As part of an OSCE station, you may be required to assess mental capacity or discuss with an examiner how you would approach capacity assessment in a specific scenario. This guide provides a step-by-step approach to assessing the capacity of an adult patient in an OSCE setting.
Patients may lack capacity due to an impairment of the brain or mind. This may be a progressive impairment (e.g. dementia), a permanent injury (e.g. traumatic brain injury), or a temporary impairment (e.g. delirium, intoxication).2
As mental state can fluctuate, capacity must be reassessed at regular intervals.
Capacity should always be discussed in decision-specific terms. For example, while an individual may not understand the risks and benefits of having a blood test, they may still be able to decide what to wear or eat. This empowers patients and upholds their dignity.
You should assume capacity unless proven otherwise. You should never assume that an individual lacks capacity because of their medical or psychiatric history, appearance, behaviour or beliefs.
Individuals are entitled to make decisions that you consider unwise, or different to the decision that you would make if they have the capacity to make this decision.
Preparing for the capacity assessment
Before conducting a capacity assessment, review the patient’s medical notes to understand their functional status, recent illness progression, and any previous capacity assessments.

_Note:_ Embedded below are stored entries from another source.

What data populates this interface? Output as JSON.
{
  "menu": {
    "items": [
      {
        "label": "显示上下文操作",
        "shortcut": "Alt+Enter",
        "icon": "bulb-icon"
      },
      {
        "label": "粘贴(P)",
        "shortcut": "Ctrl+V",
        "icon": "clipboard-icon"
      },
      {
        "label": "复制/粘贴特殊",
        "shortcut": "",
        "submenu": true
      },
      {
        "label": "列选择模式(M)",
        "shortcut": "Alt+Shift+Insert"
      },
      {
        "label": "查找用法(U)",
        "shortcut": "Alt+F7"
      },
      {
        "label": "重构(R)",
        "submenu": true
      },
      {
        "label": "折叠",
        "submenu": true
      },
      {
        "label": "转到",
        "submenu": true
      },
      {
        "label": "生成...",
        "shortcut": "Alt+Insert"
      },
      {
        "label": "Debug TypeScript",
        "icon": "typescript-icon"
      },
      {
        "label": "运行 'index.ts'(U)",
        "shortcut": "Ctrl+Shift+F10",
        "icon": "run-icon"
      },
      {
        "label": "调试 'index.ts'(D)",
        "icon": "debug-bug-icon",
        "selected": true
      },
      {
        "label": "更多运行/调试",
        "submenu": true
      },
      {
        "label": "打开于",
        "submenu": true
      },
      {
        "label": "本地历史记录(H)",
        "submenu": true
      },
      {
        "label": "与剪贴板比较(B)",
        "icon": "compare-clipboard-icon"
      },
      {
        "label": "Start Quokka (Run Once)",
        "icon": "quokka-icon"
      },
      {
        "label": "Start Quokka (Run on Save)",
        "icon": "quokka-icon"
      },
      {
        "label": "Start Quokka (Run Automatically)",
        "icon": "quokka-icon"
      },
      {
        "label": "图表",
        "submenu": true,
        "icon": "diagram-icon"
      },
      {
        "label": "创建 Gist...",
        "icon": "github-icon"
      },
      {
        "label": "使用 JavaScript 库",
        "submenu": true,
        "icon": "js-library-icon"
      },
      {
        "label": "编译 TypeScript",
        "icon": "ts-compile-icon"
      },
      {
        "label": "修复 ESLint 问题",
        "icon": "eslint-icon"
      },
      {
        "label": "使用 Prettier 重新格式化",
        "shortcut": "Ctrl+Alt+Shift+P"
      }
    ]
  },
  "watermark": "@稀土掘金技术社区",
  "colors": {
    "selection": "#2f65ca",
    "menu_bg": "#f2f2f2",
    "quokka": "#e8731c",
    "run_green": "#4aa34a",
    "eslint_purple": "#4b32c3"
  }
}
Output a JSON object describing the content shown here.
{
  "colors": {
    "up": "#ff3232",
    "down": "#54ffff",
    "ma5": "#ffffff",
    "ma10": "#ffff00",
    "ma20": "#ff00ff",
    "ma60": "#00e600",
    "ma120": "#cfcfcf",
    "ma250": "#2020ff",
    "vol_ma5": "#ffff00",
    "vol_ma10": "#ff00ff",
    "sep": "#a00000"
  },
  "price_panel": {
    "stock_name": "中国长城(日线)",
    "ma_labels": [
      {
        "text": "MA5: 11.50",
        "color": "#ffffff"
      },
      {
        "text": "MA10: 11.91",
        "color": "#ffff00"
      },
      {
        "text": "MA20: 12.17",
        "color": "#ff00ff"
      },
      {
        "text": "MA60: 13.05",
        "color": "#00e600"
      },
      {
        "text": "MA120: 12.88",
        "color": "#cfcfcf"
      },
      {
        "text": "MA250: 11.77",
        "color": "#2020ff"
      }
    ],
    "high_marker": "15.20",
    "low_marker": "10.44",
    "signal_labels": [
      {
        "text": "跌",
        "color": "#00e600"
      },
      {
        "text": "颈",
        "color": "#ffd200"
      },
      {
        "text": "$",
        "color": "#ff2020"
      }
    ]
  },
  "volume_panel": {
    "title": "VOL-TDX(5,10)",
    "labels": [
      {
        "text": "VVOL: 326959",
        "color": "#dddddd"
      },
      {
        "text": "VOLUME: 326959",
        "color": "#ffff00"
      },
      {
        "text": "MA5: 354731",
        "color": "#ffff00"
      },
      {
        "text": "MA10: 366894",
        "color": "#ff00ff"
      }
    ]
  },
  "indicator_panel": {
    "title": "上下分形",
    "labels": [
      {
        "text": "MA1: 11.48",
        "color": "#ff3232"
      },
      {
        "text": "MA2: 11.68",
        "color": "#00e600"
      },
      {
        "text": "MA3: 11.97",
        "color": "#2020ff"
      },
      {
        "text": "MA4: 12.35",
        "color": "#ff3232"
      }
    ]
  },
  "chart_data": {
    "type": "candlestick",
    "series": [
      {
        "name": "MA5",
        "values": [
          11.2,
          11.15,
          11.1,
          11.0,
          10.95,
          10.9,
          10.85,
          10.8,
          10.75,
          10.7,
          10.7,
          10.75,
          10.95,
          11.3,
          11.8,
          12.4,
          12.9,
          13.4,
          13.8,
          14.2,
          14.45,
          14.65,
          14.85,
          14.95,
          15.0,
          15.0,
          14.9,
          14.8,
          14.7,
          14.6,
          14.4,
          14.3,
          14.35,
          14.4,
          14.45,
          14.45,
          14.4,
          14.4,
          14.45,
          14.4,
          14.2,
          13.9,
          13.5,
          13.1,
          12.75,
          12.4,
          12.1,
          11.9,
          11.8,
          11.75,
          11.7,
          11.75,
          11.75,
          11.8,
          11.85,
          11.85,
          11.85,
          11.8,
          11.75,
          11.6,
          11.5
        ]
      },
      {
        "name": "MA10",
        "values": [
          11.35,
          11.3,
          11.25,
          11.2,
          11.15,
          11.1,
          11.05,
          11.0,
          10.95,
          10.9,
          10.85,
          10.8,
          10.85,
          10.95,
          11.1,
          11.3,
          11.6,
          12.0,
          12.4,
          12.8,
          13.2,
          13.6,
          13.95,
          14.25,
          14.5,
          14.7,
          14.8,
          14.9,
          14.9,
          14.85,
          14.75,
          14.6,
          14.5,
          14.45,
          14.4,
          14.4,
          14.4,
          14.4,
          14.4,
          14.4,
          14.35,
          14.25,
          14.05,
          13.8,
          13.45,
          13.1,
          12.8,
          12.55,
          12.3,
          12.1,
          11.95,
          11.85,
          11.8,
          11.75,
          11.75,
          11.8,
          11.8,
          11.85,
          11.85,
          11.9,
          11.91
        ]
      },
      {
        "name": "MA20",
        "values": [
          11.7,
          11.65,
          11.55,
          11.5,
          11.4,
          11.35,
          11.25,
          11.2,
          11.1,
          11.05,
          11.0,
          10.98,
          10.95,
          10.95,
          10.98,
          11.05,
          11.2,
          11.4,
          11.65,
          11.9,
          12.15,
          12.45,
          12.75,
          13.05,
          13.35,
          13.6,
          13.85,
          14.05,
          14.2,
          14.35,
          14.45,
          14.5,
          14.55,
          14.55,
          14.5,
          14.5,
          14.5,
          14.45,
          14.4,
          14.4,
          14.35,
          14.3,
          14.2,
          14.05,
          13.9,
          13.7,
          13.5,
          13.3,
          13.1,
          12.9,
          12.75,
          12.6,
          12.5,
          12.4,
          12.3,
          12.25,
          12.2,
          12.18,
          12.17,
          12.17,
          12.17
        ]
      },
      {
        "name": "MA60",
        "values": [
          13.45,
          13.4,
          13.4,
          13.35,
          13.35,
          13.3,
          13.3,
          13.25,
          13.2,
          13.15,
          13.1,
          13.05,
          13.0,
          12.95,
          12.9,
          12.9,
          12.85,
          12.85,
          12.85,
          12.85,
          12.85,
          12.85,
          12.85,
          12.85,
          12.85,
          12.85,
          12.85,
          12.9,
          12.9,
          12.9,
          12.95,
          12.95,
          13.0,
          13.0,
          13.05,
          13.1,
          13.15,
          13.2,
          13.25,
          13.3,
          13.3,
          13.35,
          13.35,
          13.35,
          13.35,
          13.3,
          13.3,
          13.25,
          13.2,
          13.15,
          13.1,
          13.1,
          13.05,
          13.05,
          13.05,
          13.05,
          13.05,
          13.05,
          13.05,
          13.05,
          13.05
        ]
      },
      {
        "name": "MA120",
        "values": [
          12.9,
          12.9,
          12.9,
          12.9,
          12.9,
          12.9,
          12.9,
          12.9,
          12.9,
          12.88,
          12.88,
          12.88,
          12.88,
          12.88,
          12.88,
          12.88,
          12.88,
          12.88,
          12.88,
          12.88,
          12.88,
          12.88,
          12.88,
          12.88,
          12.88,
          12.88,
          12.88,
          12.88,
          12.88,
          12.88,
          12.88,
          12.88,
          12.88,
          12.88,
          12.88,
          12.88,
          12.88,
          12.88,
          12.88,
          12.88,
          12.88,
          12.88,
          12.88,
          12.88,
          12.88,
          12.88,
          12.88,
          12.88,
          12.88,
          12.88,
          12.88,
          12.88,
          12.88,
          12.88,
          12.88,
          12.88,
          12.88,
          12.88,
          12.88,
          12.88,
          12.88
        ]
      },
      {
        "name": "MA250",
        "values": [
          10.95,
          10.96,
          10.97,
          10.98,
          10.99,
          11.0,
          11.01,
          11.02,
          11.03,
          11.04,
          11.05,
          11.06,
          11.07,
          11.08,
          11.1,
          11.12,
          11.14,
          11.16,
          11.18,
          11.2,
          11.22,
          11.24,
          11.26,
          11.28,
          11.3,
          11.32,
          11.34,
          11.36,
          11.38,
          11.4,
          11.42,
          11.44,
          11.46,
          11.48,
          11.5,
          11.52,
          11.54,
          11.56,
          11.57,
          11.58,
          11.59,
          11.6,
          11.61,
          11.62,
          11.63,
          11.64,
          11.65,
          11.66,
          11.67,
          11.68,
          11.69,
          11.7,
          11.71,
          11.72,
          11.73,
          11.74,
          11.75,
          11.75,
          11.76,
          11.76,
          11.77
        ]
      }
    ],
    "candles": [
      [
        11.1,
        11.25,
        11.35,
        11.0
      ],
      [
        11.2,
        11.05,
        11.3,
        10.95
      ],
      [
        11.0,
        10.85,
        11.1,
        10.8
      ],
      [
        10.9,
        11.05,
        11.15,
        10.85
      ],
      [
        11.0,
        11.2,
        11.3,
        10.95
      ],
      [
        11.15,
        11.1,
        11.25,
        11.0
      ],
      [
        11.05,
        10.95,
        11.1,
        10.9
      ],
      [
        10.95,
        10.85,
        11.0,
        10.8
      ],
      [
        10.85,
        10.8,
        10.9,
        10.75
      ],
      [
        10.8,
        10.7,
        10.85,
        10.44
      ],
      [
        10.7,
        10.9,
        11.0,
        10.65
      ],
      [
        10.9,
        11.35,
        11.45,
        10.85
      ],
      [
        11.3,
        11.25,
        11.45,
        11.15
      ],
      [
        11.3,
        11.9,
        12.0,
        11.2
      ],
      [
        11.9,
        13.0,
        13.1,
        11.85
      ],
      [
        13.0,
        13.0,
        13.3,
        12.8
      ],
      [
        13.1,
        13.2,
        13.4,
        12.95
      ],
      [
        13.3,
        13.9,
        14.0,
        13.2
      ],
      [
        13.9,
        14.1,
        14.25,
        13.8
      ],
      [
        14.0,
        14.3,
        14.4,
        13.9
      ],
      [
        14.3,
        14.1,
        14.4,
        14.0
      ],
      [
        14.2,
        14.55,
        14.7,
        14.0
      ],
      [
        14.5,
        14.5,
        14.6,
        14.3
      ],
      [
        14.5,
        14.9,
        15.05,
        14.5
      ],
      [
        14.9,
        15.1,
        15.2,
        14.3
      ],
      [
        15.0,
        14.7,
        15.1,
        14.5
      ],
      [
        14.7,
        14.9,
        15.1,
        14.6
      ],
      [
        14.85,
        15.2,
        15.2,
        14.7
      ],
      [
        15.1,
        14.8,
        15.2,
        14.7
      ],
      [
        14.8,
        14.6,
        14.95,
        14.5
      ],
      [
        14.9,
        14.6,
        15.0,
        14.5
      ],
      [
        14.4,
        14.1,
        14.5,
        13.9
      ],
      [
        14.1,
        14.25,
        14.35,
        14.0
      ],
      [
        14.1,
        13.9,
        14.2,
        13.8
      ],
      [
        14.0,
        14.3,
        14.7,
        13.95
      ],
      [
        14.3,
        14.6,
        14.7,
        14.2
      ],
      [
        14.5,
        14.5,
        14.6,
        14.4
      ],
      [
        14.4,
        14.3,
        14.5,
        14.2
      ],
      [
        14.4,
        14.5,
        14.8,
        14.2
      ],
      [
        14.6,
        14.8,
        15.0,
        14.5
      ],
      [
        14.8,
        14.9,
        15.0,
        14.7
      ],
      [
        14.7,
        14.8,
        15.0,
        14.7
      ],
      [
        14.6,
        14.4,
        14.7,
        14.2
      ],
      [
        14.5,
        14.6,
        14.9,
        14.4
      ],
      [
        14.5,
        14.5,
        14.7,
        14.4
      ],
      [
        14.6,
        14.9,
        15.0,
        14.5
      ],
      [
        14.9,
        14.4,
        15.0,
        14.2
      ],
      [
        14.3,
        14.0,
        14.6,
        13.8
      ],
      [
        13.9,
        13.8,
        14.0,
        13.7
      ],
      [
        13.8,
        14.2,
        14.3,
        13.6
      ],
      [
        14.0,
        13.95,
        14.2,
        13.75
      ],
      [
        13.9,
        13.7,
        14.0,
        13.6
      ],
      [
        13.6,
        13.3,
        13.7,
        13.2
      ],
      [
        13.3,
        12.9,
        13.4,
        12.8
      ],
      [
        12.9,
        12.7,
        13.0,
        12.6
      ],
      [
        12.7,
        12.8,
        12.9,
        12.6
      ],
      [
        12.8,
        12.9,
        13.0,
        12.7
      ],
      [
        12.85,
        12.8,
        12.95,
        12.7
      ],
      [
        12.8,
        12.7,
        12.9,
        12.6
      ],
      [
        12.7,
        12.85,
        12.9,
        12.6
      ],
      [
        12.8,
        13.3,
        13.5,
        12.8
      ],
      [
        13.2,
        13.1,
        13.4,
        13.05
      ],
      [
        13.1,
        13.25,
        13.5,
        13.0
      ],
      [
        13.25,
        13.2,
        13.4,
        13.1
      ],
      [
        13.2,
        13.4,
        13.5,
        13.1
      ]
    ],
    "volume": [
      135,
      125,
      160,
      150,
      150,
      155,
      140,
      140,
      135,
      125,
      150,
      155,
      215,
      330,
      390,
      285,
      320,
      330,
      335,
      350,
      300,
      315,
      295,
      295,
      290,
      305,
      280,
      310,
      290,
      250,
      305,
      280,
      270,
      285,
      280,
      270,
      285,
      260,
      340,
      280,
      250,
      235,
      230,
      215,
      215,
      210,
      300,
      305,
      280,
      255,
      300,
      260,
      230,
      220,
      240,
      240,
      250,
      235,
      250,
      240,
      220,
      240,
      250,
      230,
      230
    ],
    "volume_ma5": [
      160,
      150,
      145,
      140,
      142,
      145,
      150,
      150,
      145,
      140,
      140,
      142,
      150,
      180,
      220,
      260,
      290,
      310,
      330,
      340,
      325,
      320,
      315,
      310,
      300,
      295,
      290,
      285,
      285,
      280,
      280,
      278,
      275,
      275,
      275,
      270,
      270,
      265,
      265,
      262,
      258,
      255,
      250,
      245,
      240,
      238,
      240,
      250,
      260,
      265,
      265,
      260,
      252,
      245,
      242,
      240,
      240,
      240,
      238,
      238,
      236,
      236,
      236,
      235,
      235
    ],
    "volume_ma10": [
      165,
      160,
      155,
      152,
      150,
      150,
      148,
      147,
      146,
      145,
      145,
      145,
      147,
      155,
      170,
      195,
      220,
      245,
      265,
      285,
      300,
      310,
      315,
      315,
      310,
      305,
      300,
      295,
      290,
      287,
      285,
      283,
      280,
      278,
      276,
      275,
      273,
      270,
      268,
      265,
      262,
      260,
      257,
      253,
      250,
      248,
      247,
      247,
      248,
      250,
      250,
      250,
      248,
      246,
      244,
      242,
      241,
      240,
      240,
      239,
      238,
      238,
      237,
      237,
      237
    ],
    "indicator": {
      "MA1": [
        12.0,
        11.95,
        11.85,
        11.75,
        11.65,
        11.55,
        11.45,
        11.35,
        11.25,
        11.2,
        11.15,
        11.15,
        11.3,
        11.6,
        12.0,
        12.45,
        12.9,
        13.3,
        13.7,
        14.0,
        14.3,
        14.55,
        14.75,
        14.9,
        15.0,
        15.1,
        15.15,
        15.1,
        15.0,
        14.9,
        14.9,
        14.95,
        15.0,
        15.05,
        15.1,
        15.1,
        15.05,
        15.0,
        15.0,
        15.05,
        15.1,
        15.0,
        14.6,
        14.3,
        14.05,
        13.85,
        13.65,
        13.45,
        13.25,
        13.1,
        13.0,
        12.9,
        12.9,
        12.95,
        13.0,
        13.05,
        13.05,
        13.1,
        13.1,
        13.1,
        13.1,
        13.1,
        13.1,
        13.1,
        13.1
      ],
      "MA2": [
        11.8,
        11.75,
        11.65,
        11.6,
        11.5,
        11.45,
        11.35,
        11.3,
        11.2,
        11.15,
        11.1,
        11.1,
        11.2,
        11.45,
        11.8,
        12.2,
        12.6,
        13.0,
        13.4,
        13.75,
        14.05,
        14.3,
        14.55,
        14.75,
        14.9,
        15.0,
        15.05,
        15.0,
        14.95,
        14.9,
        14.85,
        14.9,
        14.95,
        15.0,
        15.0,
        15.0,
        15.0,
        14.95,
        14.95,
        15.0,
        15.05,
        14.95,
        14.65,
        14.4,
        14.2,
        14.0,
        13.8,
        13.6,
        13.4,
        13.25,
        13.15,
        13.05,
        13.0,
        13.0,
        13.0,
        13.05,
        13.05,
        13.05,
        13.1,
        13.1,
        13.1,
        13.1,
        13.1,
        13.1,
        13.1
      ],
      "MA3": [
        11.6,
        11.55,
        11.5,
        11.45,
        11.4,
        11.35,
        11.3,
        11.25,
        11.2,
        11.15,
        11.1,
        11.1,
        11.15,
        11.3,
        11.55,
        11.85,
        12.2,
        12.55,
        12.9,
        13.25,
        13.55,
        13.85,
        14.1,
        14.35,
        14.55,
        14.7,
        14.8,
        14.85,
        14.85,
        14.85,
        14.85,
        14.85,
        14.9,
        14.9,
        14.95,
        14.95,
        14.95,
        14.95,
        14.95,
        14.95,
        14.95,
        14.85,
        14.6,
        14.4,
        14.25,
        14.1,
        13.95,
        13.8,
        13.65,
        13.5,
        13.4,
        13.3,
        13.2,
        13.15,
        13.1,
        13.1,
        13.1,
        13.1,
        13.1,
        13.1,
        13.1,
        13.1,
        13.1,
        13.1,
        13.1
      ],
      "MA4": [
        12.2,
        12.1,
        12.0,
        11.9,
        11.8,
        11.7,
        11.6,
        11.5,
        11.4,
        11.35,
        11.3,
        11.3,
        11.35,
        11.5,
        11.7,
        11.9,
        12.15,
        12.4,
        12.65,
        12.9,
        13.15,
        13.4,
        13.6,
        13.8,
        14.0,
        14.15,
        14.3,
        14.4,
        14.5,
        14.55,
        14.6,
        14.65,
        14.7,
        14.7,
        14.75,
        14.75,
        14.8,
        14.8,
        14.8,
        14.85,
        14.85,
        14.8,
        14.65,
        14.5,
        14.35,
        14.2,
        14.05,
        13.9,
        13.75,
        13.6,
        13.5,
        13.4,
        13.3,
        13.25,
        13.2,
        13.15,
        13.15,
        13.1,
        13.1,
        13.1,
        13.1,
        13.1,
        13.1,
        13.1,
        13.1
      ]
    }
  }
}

If able, discuss with the wider multidisciplinary team (e.g. nursing colleagues) any concerns they may have.
Beforehand, consider whether you are the most appropriate person to conduct the capacity assessment. If the capacity assessment relates to a specific procedure, it should be one you have a good understanding of.
Consider when to conduct the assessment. Avoid times when confusion or drowsiness are more likely, such as after a nap or following the administration of sedating medications.
Consider who should be present for the assessment. The patient may feel more comfortable with familiar staff or family present. The family should be informed of the purpose of the assessment and should avoid influencing the patient’s answers.
Opening the consultation
Wash your hands and don PPE if appropriate.
Introduce yourself to the patient including your name and role.
Confirm the patient’s name and date of birth.
Explain the purpose of the conversation: “I’d like to chat about making decisions about your care, so we can best support you. Is now a good time?”
Ensure privacy during the assessment so that you will not be disturbed.
Conducting the capacity assessment
To have the capacity to make a specific decision, an individual must demonstrate the following capabilities:
- Understand information
- Retain information
- Use the information to make a decision
- Communicate their decision
Firstly, the patient must understand the situation and the options presented to them:
- “Could you tell me a bit about why you are in hospital?”
- “Do you understand what the options are for managing your infection?”
Additional support may be required, such as visual or hearing aids, or an interpreter. Be aware that using a family member as an interpreter compromises patient privacy.
Secondly, they must be able to retain this information during the conversation. Do they forget the conversation quickly, or become too distracted to continue? Memory or concentration may be affected by fatigue, sedating medications, or thought disorder. You may need to come back to conduct your assessment another time.
The patient must then show they can weigh up options and make a decision based on their reasoning. This is often a good time to explore patient concerns.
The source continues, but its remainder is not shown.